Why did our ancestors drink? And, for that matter, why do we still consume something that is potentially dangerous and even lethal? The pleasure of getting high, or “mentally altered” is part of the answer, but there are other reasons too. In the right dose, alcohol makes us more sociable and creative. It also alleviates stress, builds trust and, as Slingerland puts it, “pulls off the miracle of getting fiercely tribal primates to cooperate with strangers”.
The book is aimed at a general audience, albeit one interested in a cuvée of history, neuroscience, archaeology, literature, sociology, anthropology and psychology. For anyone interested in booze – and if you’re reading this column I assume that you are – it’s a work that makes you think about your own rapport with alcohol.
It certainly made me think about mine. I’d never really considered what we might call the creative side of drinking. Slingerland argues that by targeting the pre-frontal cortex – the “centre of cognitive control” – alcohol frees us to think laterally.
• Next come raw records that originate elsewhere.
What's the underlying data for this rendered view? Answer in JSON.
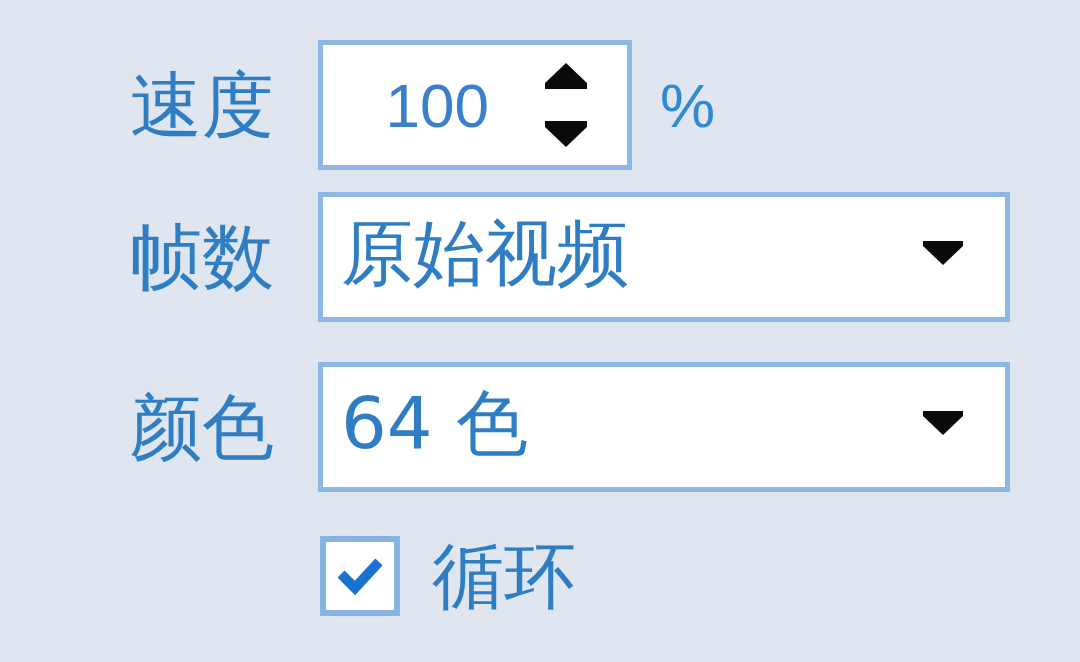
{
  "fields": [
    {
      "kind": "spinner",
      "label": "速度",
      "value": "100",
      "unit": "%"
    },
    {
      "kind": "dropdown",
      "label": "帧数",
      "value": "原始视频"
    },
    {
      "kind": "dropdown",
      "label": "颜色",
      "value": "64 色"
    },
    {
      "kind": "checkbox",
      "label": "循环",
      "checked": true
    }
  ]
}
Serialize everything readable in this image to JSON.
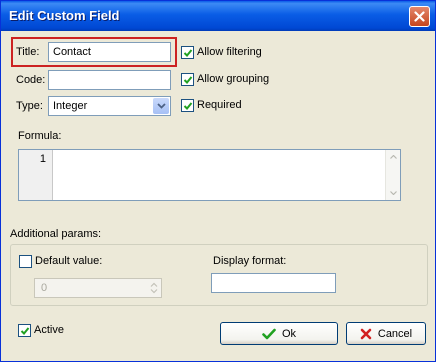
{
  "window": {
    "title": "Edit Custom Field"
  },
  "form": {
    "title_label": "Title:",
    "title_value": "Contact",
    "code_label": "Code:",
    "code_value": "",
    "type_label": "Type:",
    "type_value": "Integer",
    "allow_filtering_label": "Allow filtering",
    "allow_filtering_checked": true,
    "allow_grouping_label": "Allow grouping",
    "allow_grouping_checked": true,
    "required_label": "Required",
    "required_checked": true,
    "formula_label": "Formula:",
    "formula_line_number": "1",
    "formula_text": ""
  },
  "params": {
    "section_label": "Additional params:",
    "default_value_label": "Default value:",
    "default_value_checked": false,
    "default_value": "0",
    "display_format_label": "Display format:",
    "display_format_value": ""
  },
  "footer": {
    "active_label": "Active",
    "active_checked": true,
    "ok_label": "Ok",
    "cancel_label": "Cancel"
  },
  "colors": {
    "highlight": "#cc2222",
    "titlebar": "#0a5ce8",
    "check": "#21a121",
    "cancel_x": "#d22020"
  },
  "icons": [
    "close-icon",
    "check-icon",
    "combo-arrow-icon",
    "ok-check-icon",
    "cancel-x-icon"
  ]
}
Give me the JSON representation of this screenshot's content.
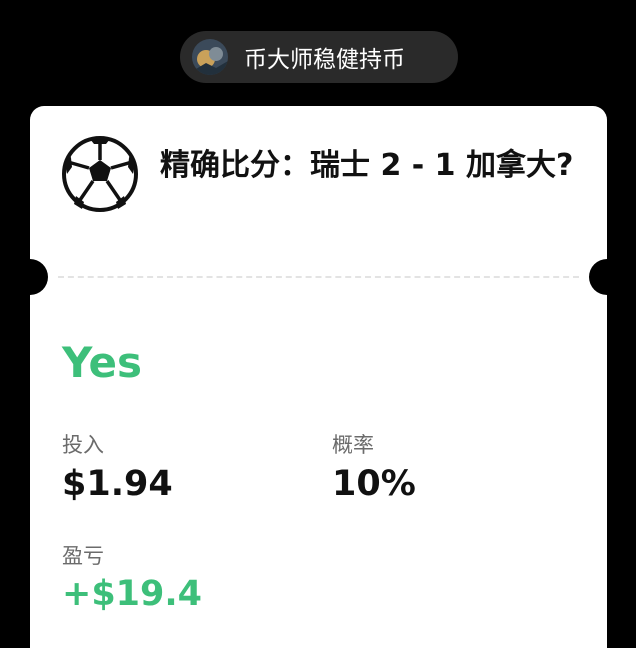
{
  "user": {
    "name": "币大师稳健持币",
    "avatar_icon": "avatar-image"
  },
  "market": {
    "icon": "soccer-ball-icon",
    "title": "精确比分：瑞士 2 - 1 加拿大?"
  },
  "position": {
    "outcome": "Yes",
    "invest_label": "投入",
    "invest_value": "$1.94",
    "probability_label": "概率",
    "probability_value": "10%",
    "pnl_label": "盈亏",
    "pnl_value": "+$19.4"
  },
  "colors": {
    "background": "#000000",
    "card": "#ffffff",
    "accent_green": "#3dbf7a",
    "pill": "#2a2a2a"
  }
}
More controversially, he argues that human civilisation wouldn’t have developed as it has without it. And that in societies where there was no alcohol, people found other drugs to perform the same liberating task. Alcohol provides calories, albeit with little nutritional value, and can be used as a disinfectant, but it’s main attributes are pleasure and that loosening of control. Dionysus challenges Apollo for our attention.
Fascinated by his book, I caught up with Slingerland to record a podcast with him. At the end of the interview I asked him if researching and writing Drunk had changed his relationship with booze. He admitted it had. He’s warier of drinking alone – the glass of wine after work that turns into a bottle – and he thinks more about what and how much he consumes. And, more importantly perhaps, with whom.
I do too. Those of us who work in and around alcohol may smile at Dylan Thomas’ definition of an alcoholic as “someone you don’t like who drinks as much as you do”. But we probably all know people who have drunk themselves into the grave. Alcohol is dangerous and should be treated with respect and even a degree of wariness. Alcohol Change UK reckons that there are 602,391 “dependent drinkers” in England. (Yes, I know the figure sounds implausibly precise, but you get the general point). It’s self-evident that too many of us drink too much alcohol. I suspect that the pandemic has made the phenomenon more acute. We drink to forget sometimes.
Alcohol is easier to obtain today than it was in Ancient Greece. It’s also more commonly consumed by solitary individuals. The Greeks used a toast leader who regulated how much people were served and decided when they’d drunk enough. Nowadays, the closest we have is a bartender, a sommelier or publican. But when was the last time one of those advised you against the fifth cocktail, the third bottle of wine or the eighth pint?
As the Christmas and New Year celebrations get under way, maybe it’s time to think honestly about alcohol. I, for one, couldn’t live without wine. But it’s a drink that deserves our respect. We should enjoy it in all its glorious complexity, letting it stimulate our senses and, who knows, our minds. But also know when it’s time to stop.